ベイフィールドは、ケン・ハイダー率いるケルト系バンドTaliskerのメンバーだったアラン・シップグッド(ベース、タブラ)やジェイムズ・グリーヴ(エレクトリックピアノ、シンセサイザー)らとセッションを重ね、その後、1977年3月にEarthforceとして本格的に動き始めた。メンバーにはTony Pettitt、John Lathey、Steve Bayfield、Raymond Critchell、Jenie Critchell、Mick Marsh、John Bland、James Gleave、Alan Shipgoodの名前が並ぶ。

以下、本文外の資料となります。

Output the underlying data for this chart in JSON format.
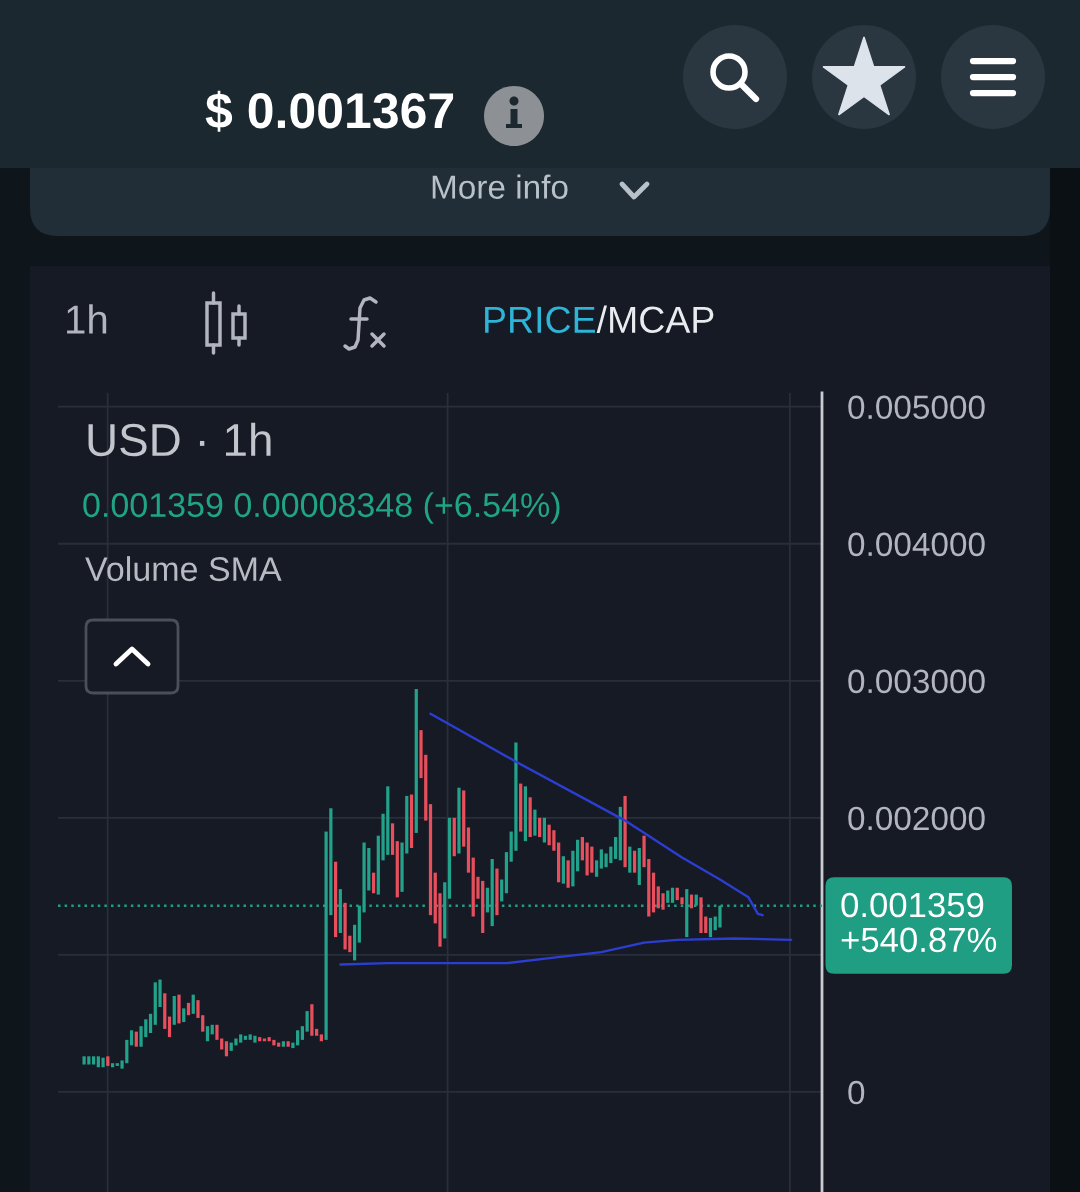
{
  "chart_data": {
    "type": "candlestick",
    "title": "USD · 1h",
    "annotations": [
      "$ 0.001367",
      "More info",
      "1h",
      "PRICE",
      "/MCAP",
      "0.001359 0.00008348 (+6.54%)",
      "Volume SMA"
    ],
    "categories": [
      null,
      null,
      null,
      null,
      null,
      null,
      null,
      null,
      null,
      null,
      null,
      null,
      null,
      null,
      null,
      null,
      null,
      null,
      null,
      null,
      null,
      null,
      null,
      null,
      null,
      null,
      null,
      null,
      null,
      null,
      null,
      null,
      null,
      null,
      null,
      null,
      null,
      null,
      null,
      null,
      null,
      null,
      null,
      null,
      null,
      null,
      null,
      null,
      null,
      null,
      null,
      null,
      null,
      null,
      null,
      null,
      null,
      null,
      null,
      null,
      null,
      null,
      null,
      null,
      null,
      null,
      null,
      null,
      null,
      null,
      null,
      null,
      null,
      null,
      null,
      null,
      null,
      null,
      null,
      null,
      null,
      null,
      null,
      null,
      null,
      null,
      null,
      null,
      null,
      null,
      null,
      null,
      null,
      null,
      null,
      null,
      null,
      null,
      null,
      null,
      null,
      null,
      null,
      null,
      null,
      null,
      null,
      null,
      null,
      null,
      null,
      null,
      null,
      null,
      null,
      null,
      null,
      null,
      null,
      null,
      null,
      null,
      null,
      null,
      null,
      null,
      null,
      null,
      null,
      null,
      null,
      null,
      null,
      null,
      null,
      null,
      null,
      null,
      null,
      null,
      null,
      null,
      null,
      null,
      null,
      null,
      null,
      null,
      null,
      null,
      null,
      null,
      null,
      null,
      null,
      null,
      null,
      null,
      null,
      null,
      null
    ],
    "ohlc": [
      null,
      null,
      null,
      null,
      null,
      [
        0.0002,
        0.00026,
        0.0002,
        0.00026
      ],
      [
        0.0002,
        0.00026,
        0.0002,
        0.00026
      ],
      [
        0.0002,
        0.00026,
        0.0002,
        0.00026
      ],
      [
        0.00018,
        0.00026,
        0.00018,
        0.00026
      ],
      [
        0.00018,
        0.00025,
        0.00018,
        0.00025
      ],
      [
        0.00026,
        0.00026,
        0.00019,
        0.00019
      ],
      [
        0.00018,
        0.00021,
        0.00018,
        0.00021
      ],
      [
        0.00019,
        0.00021,
        0.00019,
        0.00021
      ],
      [
        0.00017,
        0.00023,
        0.00017,
        0.00023
      ],
      [
        0.00021,
        0.00038,
        0.00021,
        0.00038
      ],
      [
        0.00034,
        0.00045,
        0.00034,
        0.00045
      ],
      [
        0.00044,
        0.00044,
        0.00033,
        0.00033
      ],
      [
        0.00033,
        0.00048,
        0.00033,
        0.00048
      ],
      [
        0.0004,
        0.00053,
        0.0004,
        0.00053
      ],
      [
        0.00043,
        0.00057,
        0.00043,
        0.00057
      ],
      [
        0.00049,
        0.0008,
        0.00049,
        0.0008
      ],
      [
        0.00062,
        0.00082,
        0.00062,
        0.00082
      ],
      [
        0.00072,
        0.00072,
        0.00046,
        0.00046
      ],
      [
        0.00055,
        0.00055,
        0.0004,
        0.0004
      ],
      [
        0.00049,
        0.0007,
        0.00049,
        0.0007
      ],
      [
        0.00071,
        0.00071,
        0.0005,
        0.0005
      ],
      [
        0.00051,
        0.00061,
        0.00051,
        0.00061
      ],
      [
        0.00065,
        0.00065,
        0.00056,
        0.00056
      ],
      [
        0.00057,
        0.00071,
        0.00057,
        0.00071
      ],
      [
        0.00067,
        0.00067,
        0.00054,
        0.00054
      ],
      [
        0.00056,
        0.00056,
        0.00044,
        0.00044
      ],
      [
        0.00037,
        0.00048,
        0.00037,
        0.00048
      ],
      [
        0.00042,
        0.00049,
        0.00042,
        0.00049
      ],
      [
        0.00049,
        0.00049,
        0.00038,
        0.00038
      ],
      [
        0.00039,
        0.00039,
        0.00031,
        0.00031
      ],
      [
        0.00037,
        0.00037,
        0.00026,
        0.00026
      ],
      [
        0.0003,
        0.00036,
        0.0003,
        0.00036
      ],
      [
        0.00034,
        0.00039,
        0.00034,
        0.00039
      ],
      [
        0.00036,
        0.00042,
        0.00036,
        0.00042
      ],
      [
        0.00038,
        0.00041,
        0.00038,
        0.00041
      ],
      [
        0.00038,
        0.00042,
        0.00038,
        0.00042
      ],
      [
        0.00036,
        0.00041,
        0.00036,
        0.00041
      ],
      [
        0.0004,
        0.0004,
        0.00037,
        0.00037
      ],
      [
        0.00039,
        0.00039,
        0.00037,
        0.00037
      ],
      [
        0.0004,
        0.0004,
        0.00037,
        0.00037
      ],
      [
        0.00038,
        0.00038,
        0.00034,
        0.00034
      ],
      [
        0.00036,
        0.00036,
        0.00033,
        0.00033
      ],
      [
        0.00033,
        0.00037,
        0.00033,
        0.00037
      ],
      [
        0.00037,
        0.00037,
        0.00033,
        0.00033
      ],
      [
        0.00032,
        0.00036,
        0.00032,
        0.00036
      ],
      [
        0.00034,
        0.00045,
        0.00034,
        0.00045
      ],
      [
        0.00038,
        0.00048,
        0.00038,
        0.00048
      ],
      [
        0.00044,
        0.00059,
        0.00044,
        0.00059
      ],
      [
        0.00064,
        0.00064,
        0.00041,
        0.00041
      ],
      [
        0.00046,
        0.00046,
        0.00041,
        0.00041
      ],
      [
        0.00042,
        0.00042,
        0.00037,
        0.00037
      ],
      [
        0.00038,
        0.0019,
        0.00038,
        0.0019
      ],
      [
        0.00129,
        0.00207,
        0.00129,
        0.00207
      ],
      [
        0.00168,
        0.00168,
        0.00113,
        0.00113
      ],
      [
        0.00116,
        0.00148,
        0.00116,
        0.00148
      ],
      [
        0.00138,
        0.00138,
        0.00104,
        0.00104
      ],
      [
        0.00114,
        0.00114,
        0.00102,
        0.00102
      ],
      [
        0.00096,
        0.00122,
        0.00096,
        0.00122
      ],
      [
        0.00109,
        0.00136,
        0.00109,
        0.00136
      ],
      [
        0.00131,
        0.00182,
        0.00131,
        0.00182
      ],
      [
        0.00147,
        0.00178,
        0.00147,
        0.00178
      ],
      [
        0.0016,
        0.0016,
        0.00145,
        0.00145
      ],
      [
        0.00144,
        0.00187,
        0.00144,
        0.00187
      ],
      [
        0.00169,
        0.00203,
        0.00169,
        0.00203
      ],
      [
        0.00173,
        0.00223,
        0.00173,
        0.00223
      ],
      [
        0.00196,
        0.00196,
        0.00173,
        0.00173
      ],
      [
        0.00183,
        0.00183,
        0.00142,
        0.00142
      ],
      [
        0.00146,
        0.00182,
        0.00146,
        0.00182
      ],
      [
        0.00174,
        0.00216,
        0.00174,
        0.00216
      ],
      [
        0.00217,
        0.00217,
        0.00178,
        0.00178
      ],
      [
        0.00189,
        0.00294,
        0.00189,
        0.00294
      ],
      [
        0.00264,
        0.00264,
        0.00229,
        0.00229
      ],
      [
        0.00246,
        0.00246,
        0.00198,
        0.00198
      ],
      [
        0.0021,
        0.0021,
        0.00129,
        0.00129
      ],
      [
        0.0016,
        0.0016,
        0.00123,
        0.00123
      ],
      [
        0.00145,
        0.00145,
        0.00106,
        0.00106
      ],
      [
        0.00112,
        0.00153,
        0.00112,
        0.00153
      ],
      [
        0.00141,
        0.002,
        0.00141,
        0.002
      ],
      [
        0.002,
        0.002,
        0.00172,
        0.00172
      ],
      [
        0.00174,
        0.00222,
        0.00174,
        0.00222
      ],
      [
        0.0022,
        0.0022,
        0.00179,
        0.00179
      ],
      [
        0.00193,
        0.00193,
        0.0016,
        0.0016
      ],
      [
        0.00171,
        0.00171,
        0.00128,
        0.00128
      ],
      [
        0.00157,
        0.00157,
        0.00141,
        0.00141
      ],
      [
        0.00154,
        0.00154,
        0.00116,
        0.00116
      ],
      [
        0.00131,
        0.00149,
        0.00131,
        0.00149
      ],
      [
        0.00121,
        0.0017,
        0.00121,
        0.0017
      ],
      [
        0.00163,
        0.00163,
        0.00129,
        0.00129
      ],
      [
        0.00139,
        0.00155,
        0.00139,
        0.00155
      ],
      [
        0.00145,
        0.00175,
        0.00145,
        0.00175
      ],
      [
        0.00168,
        0.0019,
        0.00168,
        0.0019
      ],
      [
        0.00176,
        0.00255,
        0.00176,
        0.00255
      ],
      [
        0.00225,
        0.00225,
        0.0019,
        0.0019
      ],
      [
        0.00183,
        0.00223,
        0.00183,
        0.00223
      ],
      [
        0.00215,
        0.00215,
        0.00186,
        0.00186
      ],
      [
        0.00187,
        0.00206,
        0.00187,
        0.00206
      ],
      [
        0.002,
        0.002,
        0.00186,
        0.00186
      ],
      [
        0.00182,
        0.002,
        0.00182,
        0.002
      ],
      [
        0.00195,
        0.00195,
        0.0018,
        0.0018
      ],
      [
        0.00191,
        0.00191,
        0.00176,
        0.00176
      ],
      [
        0.00182,
        0.00182,
        0.00153,
        0.00153
      ],
      [
        0.00152,
        0.00172,
        0.00152,
        0.00172
      ],
      [
        0.00169,
        0.00169,
        0.00149,
        0.00149
      ],
      [
        0.0015,
        0.00176,
        0.0015,
        0.00176
      ],
      [
        0.00161,
        0.00184,
        0.00161,
        0.00184
      ],
      [
        0.00186,
        0.00186,
        0.00169,
        0.00169
      ],
      [
        0.00182,
        0.00182,
        0.00158,
        0.00158
      ],
      [
        0.00179,
        0.00179,
        0.0016,
        0.0016
      ],
      [
        0.00157,
        0.00169,
        0.00157,
        0.00169
      ],
      [
        0.00163,
        0.00177,
        0.00163,
        0.00177
      ],
      [
        0.00164,
        0.00174,
        0.00164,
        0.00174
      ],
      [
        0.00167,
        0.00179,
        0.00167,
        0.00179
      ],
      [
        0.0017,
        0.00186,
        0.0017,
        0.00186
      ],
      [
        0.00169,
        0.00208,
        0.00169,
        0.00208
      ],
      [
        0.00216,
        0.00216,
        0.00164,
        0.00164
      ],
      [
        0.0016,
        0.00179,
        0.0016,
        0.00179
      ],
      [
        0.00176,
        0.00176,
        0.0016,
        0.0016
      ],
      [
        0.00151,
        0.00178,
        0.00151,
        0.00178
      ],
      [
        0.00187,
        0.00187,
        0.00164,
        0.00164
      ],
      [
        0.0017,
        0.0017,
        0.00128,
        0.00128
      ],
      [
        0.0016,
        0.0016,
        0.00131,
        0.00131
      ],
      [
        0.0015,
        0.0015,
        0.00134,
        0.00134
      ],
      [
        0.00145,
        0.00145,
        0.00133,
        0.00133
      ],
      [
        0.00138,
        0.00147,
        0.00138,
        0.00147
      ],
      [
        0.00138,
        0.00149,
        0.00138,
        0.00149
      ],
      [
        0.00149,
        0.00149,
        0.0014,
        0.0014
      ],
      [
        0.00142,
        0.00142,
        0.00137,
        0.00137
      ],
      [
        0.00113,
        0.00148,
        0.00113,
        0.00148
      ],
      [
        0.00144,
        0.00144,
        0.00134,
        0.00134
      ],
      [
        0.00136,
        0.00144,
        0.00136,
        0.00144
      ],
      [
        0.00142,
        0.00142,
        0.00116,
        0.00116
      ],
      [
        0.00128,
        0.00128,
        0.00116,
        0.00116
      ],
      [
        0.00113,
        0.00127,
        0.00113,
        0.00127
      ],
      [
        0.00118,
        0.00128,
        0.00118,
        0.00128
      ],
      [
        0.0012,
        0.001359,
        0.0012,
        0.001359
      ],
      null,
      null,
      null,
      null,
      null,
      null,
      null,
      null,
      null,
      null,
      null,
      null,
      null,
      null,
      null,
      null,
      null,
      null,
      null,
      null,
      null
    ],
    "series": [
      {
        "type": "line",
        "color": "#2c3ed1",
        "values": [
          null,
          null,
          null,
          null,
          null,
          null,
          null,
          null,
          null,
          null,
          null,
          null,
          null,
          null,
          null,
          null,
          null,
          null,
          null,
          null,
          null,
          null,
          null,
          null,
          null,
          null,
          null,
          null,
          null,
          null,
          null,
          null,
          null,
          null,
          null,
          null,
          null,
          null,
          null,
          null,
          null,
          null,
          null,
          null,
          null,
          null,
          null,
          null,
          null,
          null,
          null,
          null,
          null,
          null,
          null,
          null,
          null,
          null,
          null,
          null,
          null,
          null,
          null,
          null,
          null,
          null,
          null,
          null,
          null,
          null,
          null,
          null,
          null,
          null,
          null,
          null,
          null,
          null,
          0.00276,
          null,
          null,
          null,
          null,
          null,
          null,
          null,
          null,
          null,
          null,
          null,
          null,
          null,
          null,
          null,
          null,
          null,
          0.00241,
          null,
          null,
          null,
          null,
          null,
          null,
          null,
          null,
          null,
          null,
          null,
          null,
          null,
          null,
          null,
          null,
          null,
          null,
          null,
          null,
          null,
          null,
          0.00198,
          null,
          null,
          null,
          null,
          null,
          null,
          null,
          null,
          null,
          null,
          null,
          0.00171,
          null,
          null,
          null,
          null,
          null,
          null,
          null,
          0.00155,
          null,
          null,
          null,
          null,
          null,
          0.00142,
          null,
          0.0013,
          0.00129,
          null,
          null,
          null,
          null,
          null,
          null,
          null,
          null,
          null,
          null,
          null,
          null
        ]
      },
      {
        "type": "line",
        "color": "#2c3ed1",
        "values": [
          null,
          null,
          null,
          null,
          null,
          null,
          null,
          null,
          null,
          null,
          null,
          null,
          null,
          null,
          null,
          null,
          null,
          null,
          null,
          null,
          null,
          null,
          null,
          null,
          null,
          null,
          null,
          null,
          null,
          null,
          null,
          null,
          null,
          null,
          null,
          null,
          null,
          null,
          null,
          null,
          null,
          null,
          null,
          null,
          null,
          null,
          null,
          null,
          null,
          null,
          null,
          null,
          null,
          null,
          null,
          null,
          null,
          null,
          null,
          0.00093,
          null,
          null,
          null,
          null,
          null,
          null,
          null,
          null,
          null,
          0.00094,
          null,
          null,
          null,
          null,
          null,
          null,
          null,
          null,
          null,
          null,
          null,
          null,
          null,
          0.00094,
          null,
          null,
          null,
          null,
          null,
          null,
          null,
          null,
          null,
          null,
          0.00094,
          null,
          null,
          null,
          null,
          null,
          null,
          null,
          null,
          null,
          0.00098,
          null,
          null,
          null,
          null,
          null,
          null,
          null,
          null,
          null,
          0.00102,
          null,
          null,
          null,
          null,
          null,
          null,
          null,
          null,
          0.00109,
          null,
          null,
          null,
          null,
          null,
          null,
          0.00111,
          null,
          null,
          null,
          null,
          null,
          null,
          null,
          null,
          null,
          null,
          null,
          0.00112,
          null,
          null,
          null,
          null,
          null,
          null,
          null,
          null,
          null,
          null,
          null,
          0.00111,
          null,
          null,
          null,
          null,
          null,
          null
        ]
      }
    ],
    "ylim": [
      -0.00073,
      0.0051
    ],
    "yticks": [
      0,
      {
        "value": 0.001,
        "label": null
      },
      {
        "value": 0.002,
        "label": "0.002000"
      },
      {
        "value": 0.003,
        "label": "0.003000"
      },
      {
        "value": 0.004,
        "label": "0.004000"
      },
      {
        "value": 0.005,
        "label": "0.005000"
      }
    ],
    "ref_lines": [
      {
        "axis": "y",
        "value": 0.001359,
        "label": "0.001359\n+540.87%",
        "color": "#1f9e84",
        "line_style": "dotted"
      }
    ],
    "grid": true,
    "tick_labels": "y"
  }
}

初ライブは1977年5月28日、ロンドンのバタシー・アーツ・センターで開かれた「Music for Socialism」フェスティバルだった。ここではHenry CowやRed Baluneと並んで出演している。その後、ハンプシャーやサリーでレコーディング・セッションを行い、同年10月には60本限定のカセット作品を自主制作した。このカセットはアメリカ、フランス、南アフリカなどにも渡っている。
バンドは1977年半ばには実質的に解散へ向かい、1978年11月のギルフォード公演が最後の活動になったとされている。活動期間は長くないが、その間に作品とライブの記録を残している。
Earthforceのサウンドは、シタールと12弦ギターを軸にしている。そこに英国のフォーク、アシッド・フォーク、東洋的なトランス感覚が重なっている。エレクトリックピアノやシンセサイザー、タブラも使われていて、フォーク寄りの素材をロックの編成に組み込んだ形になっている。
後年には、Popol VuhやGongとの類似性を指摘されている。こうした比較が出るあたりに、単なるフォーク・ロックではなく、当時の実験的なロックやサイケデリックな要素に接続していたことがうかがえる。
1977年に自主制作された60本限定のカセットは、当時のアンダーグラウンドな流通の形をそのまま示している。さらに2004年にはCDとしてリマスター再発され、2021年には米レーベルからアナログ盤も登場した。発表当時は小規模な流通だったが、のちに再評価の対象になっている。
Earthforceは、1970年代後半の英国で、シタール、12弦ギター、タブラ、エレクトリックピアノ、シンセサイザーを使いながら、フォークとサイケデリック・ロックをつないだグループだ。活動期間は短いが、初ライブ、限定カセット、自主制作という流れがはっきり残っていて、後年の再発も含めて追いやすい経歴になっている。